48. Genesis and the origin of the Origin of the species

Comment #240610 by Shuggy on August 31, 2008 at 5:02 pm

83. Comment #240262 by SoManyStars

"And we might add, in the spirit of Godel's Theorem, that there are truths within the system that cannot be proved within the system."

Don't you jump on the back of secular maths, spirit or otherwise.
He's shortcircuiting an argument from a much more sophisticated religion: people who believe in Einstein's god grant that s/he/it can't be proved or disproved, but they'd probably also grant that s/he/it didn't exactly "exist" either.

That's not Sacks' god, who forbade Adam and Eve to eat meat and sent the Flood but warned Noah, might as well be an old man with a white beard, and is as easily disproved, or rather debunked.
You still can't count the correct number of fish and loaves!
Don't blame a Rabbi for Christian mythology.

49. A Teacher on the Front Line as Faith and Science Clash

Comment #240152 by Shuggy on August 31, 2008 at 1:41 am

Instead of agreeing with the proposition that "Is there a God?" is a question outside science, I think Campbell could have kicked for touch (as we say in this Rugby-mad country) by taking the Joad* Amendment:

"It depends what you mean by God. Einstein believed in a God who didn't play dice with the universe. If you believe that God intervenes in the universe in particular ways, some of those ways can be tested, others can't. Science can only look at what can be tested. For example the proposition that the Earth was created 6000 years ago fails every scientific test that's been put to it...."

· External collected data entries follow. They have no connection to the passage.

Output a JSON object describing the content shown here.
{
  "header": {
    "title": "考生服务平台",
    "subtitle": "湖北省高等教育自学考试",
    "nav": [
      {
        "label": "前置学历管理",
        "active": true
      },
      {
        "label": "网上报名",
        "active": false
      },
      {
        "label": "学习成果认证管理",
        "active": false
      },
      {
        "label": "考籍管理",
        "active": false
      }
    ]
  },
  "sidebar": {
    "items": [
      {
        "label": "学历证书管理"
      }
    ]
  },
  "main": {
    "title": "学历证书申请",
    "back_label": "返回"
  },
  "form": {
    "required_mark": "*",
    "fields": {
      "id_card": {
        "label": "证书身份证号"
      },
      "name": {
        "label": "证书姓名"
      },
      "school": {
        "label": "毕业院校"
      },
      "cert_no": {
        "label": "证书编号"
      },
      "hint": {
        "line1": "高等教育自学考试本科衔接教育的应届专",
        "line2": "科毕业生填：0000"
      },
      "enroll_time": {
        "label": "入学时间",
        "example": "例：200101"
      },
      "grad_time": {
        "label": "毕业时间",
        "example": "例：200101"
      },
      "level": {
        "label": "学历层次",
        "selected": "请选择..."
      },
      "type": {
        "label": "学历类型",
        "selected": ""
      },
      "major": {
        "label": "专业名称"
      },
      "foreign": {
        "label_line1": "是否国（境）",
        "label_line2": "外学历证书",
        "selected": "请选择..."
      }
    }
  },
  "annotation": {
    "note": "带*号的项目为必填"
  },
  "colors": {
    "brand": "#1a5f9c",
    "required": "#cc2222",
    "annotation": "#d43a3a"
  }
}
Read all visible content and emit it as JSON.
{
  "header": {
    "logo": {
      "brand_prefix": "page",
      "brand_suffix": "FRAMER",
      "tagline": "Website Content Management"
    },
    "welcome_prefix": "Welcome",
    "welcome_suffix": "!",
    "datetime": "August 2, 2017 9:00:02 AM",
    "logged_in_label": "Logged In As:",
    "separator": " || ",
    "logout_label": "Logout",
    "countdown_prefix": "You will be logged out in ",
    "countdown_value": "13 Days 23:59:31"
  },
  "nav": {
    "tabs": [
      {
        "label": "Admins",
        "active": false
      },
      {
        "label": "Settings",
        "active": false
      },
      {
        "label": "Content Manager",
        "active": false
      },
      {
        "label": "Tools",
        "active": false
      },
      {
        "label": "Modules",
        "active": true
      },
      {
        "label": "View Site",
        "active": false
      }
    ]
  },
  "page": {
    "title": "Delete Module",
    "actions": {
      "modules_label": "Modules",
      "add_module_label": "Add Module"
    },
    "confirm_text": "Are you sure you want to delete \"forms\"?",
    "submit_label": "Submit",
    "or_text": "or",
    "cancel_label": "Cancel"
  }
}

*Prof Cyril E M Joad was famous on the BBC "Brains Trust" programme for beginning his answer to many questions with "It depends what you mean by..."

50. A Teacher on the Front Line as Faith and Science Clash

Comment #240141 by Shuggy on August 31, 2008 at 1:12 am

I wonder if Campbell was wise to begin by writing "EVOLUTION" on the screen? Wouldn't that put up the barriers right away? And I'm not sure if I'd begin with obviously unnatural selection like Mickey Mouse. I always like to start with obviously related sets:
cats, lions, tigers lynxes
dogs, wolves, foxes
camels, llamas, alpacas (I think)
oranges, lemons, limes, grapefruit (or are they bred?)
daffodils and narcissi
... in fact, teach them taxonomy. Demonstrate the similarity of all this to a family tree.
Work in artificially selected breeds of dogs, say. (Maybe compare that with Mickey, and the shrinking cellphone and the faster, lighter, more reliable, more comfortable car.) "And before people were creating breeds of dogs by artificial selection, what was happening?"

Get the idea of Natual Selection working, and the mutability of species going before you ever mention the E-word.